(New York) The American snacks and beverages group PepsiCo has revised its outlook for 2023 upwards, after posting strong revenue growth in the first quarter, boosted in particular by North America.

In the first quarter of its fiscal year, which ended March 25, the company’s revenue jumped 10.2% to $17.85 billion due to price increases, it said. it indicated in a press release on Tuesday, a figure higher than analysts’ expectations.

The group, which markets Pepsi soft drinks but also Doritos chips, Lipton iced teas and Quaker Oats cereals, recorded a sharp decline in net profit over this period, to 1.93 billion dollars against 4.26 billion. a year ago.

PepsiCo recorded a jump in revenue over this period last year due to the sale of several beverage brands, including Tropicana and Naked, to the French investment fund PAI Partners, for some $3.3 billion.

In detail, over the first three months of the year, revenues in North America of Frito-Lay products (Doritos, Ruffles, Cheetos, etc.) increased by 15%, supported by price increases. Also in this region, sales of the Quaker Foods division (cereals, energy bars) increased by 9% and those of Pepsi soft drinks by 8%.

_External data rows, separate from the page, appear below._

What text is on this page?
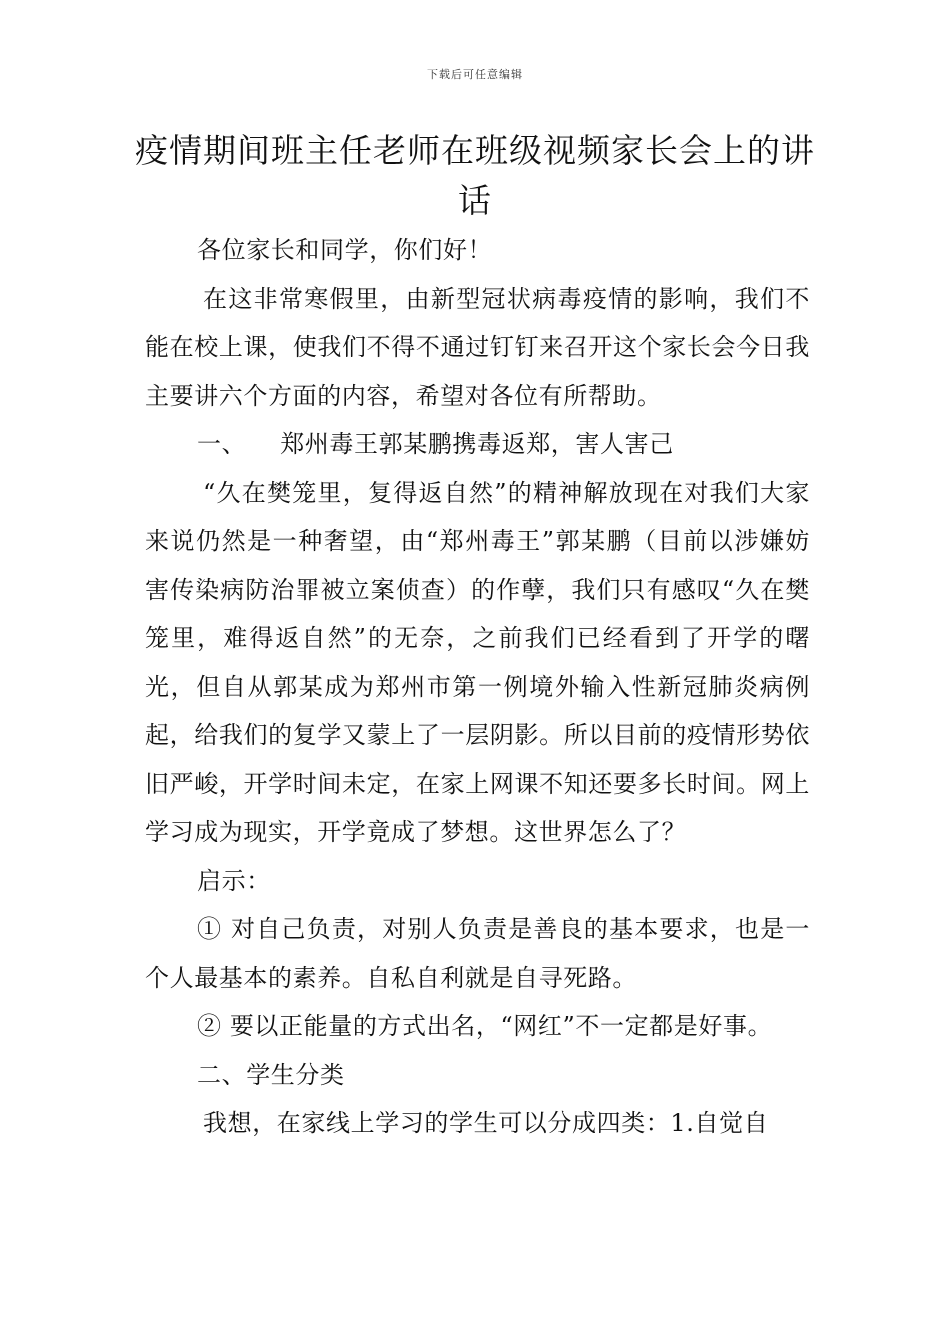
下载后可任意编辑
疫情期间班主任老师在班级视频家长会上的讲话

各位家长和同学，你们好！

在这非常寒假里，由新型冠状病毒疫情的影响，我们不能在校上课，使我们不得不通过钉钉来召开这个家长会今日我主要讲六个方面的内容，希望对各位有所帮助。

一、 郑州毒王郭某鹏携毒返郑，害人害己

“久在樊笼里，复得返自然”的精神解放现在对我们大家来说仍然是一种奢望，由“郑州毒王”郭某鹏（目前以涉嫌妨害传染病防治罪被立案侦查）的作孽，我们只有感叹“久在樊笼里，难得返自然”的无奈，之前我们已经看到了开学的曙光，但自从郭某成为郑州市第一例境外输入性新冠肺炎病例起，给我们的复学又蒙上了一层阴影。所以目前的疫情形势依旧严峻，开学时间未定，在家上网课不知还要多长时间。网上学习成为现实，开学竟成了梦想。这世界怎么了？

启示：

① 对自己负责，对别人负责是善良的基本要求，也是一个人最基本的素养。自私自利就是自寻死路。

② 要以正能量的方式出名，“网红”不一定都是好事。

二、学生分类

我想，在家线上学习的学生可以分成四类：1.自觉自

Latin America also saw solid revenue growth (21%). Revenues in Europe grew 5%. The Africa, Middle East and South Asia region remained almost stable, mainly due to currency effects (2%, but 29% at comparable exchange rates).

Finally, Asia-Pacific was down slightly, again due to currency effects (-1%, but 4% on a like-for-like basis).

On the strength of these results, PepsiCo has raised its forecasts for 2023: it now anticipates growth in its turnover excluding mergers and acquisitions and foreign exchange effects of 8%, against 6% previously.

It also forecasts earnings per share excluding exceptional items up 9% year-on-year, compared to 8% previously announced. The group continues to plan share buybacks of around one billion dollars for the current year.

The announcement was welcomed by investors: PepsiCo’s stock rose 1.35% to $188 in electronic trading before the opening of the New York Stock Exchange.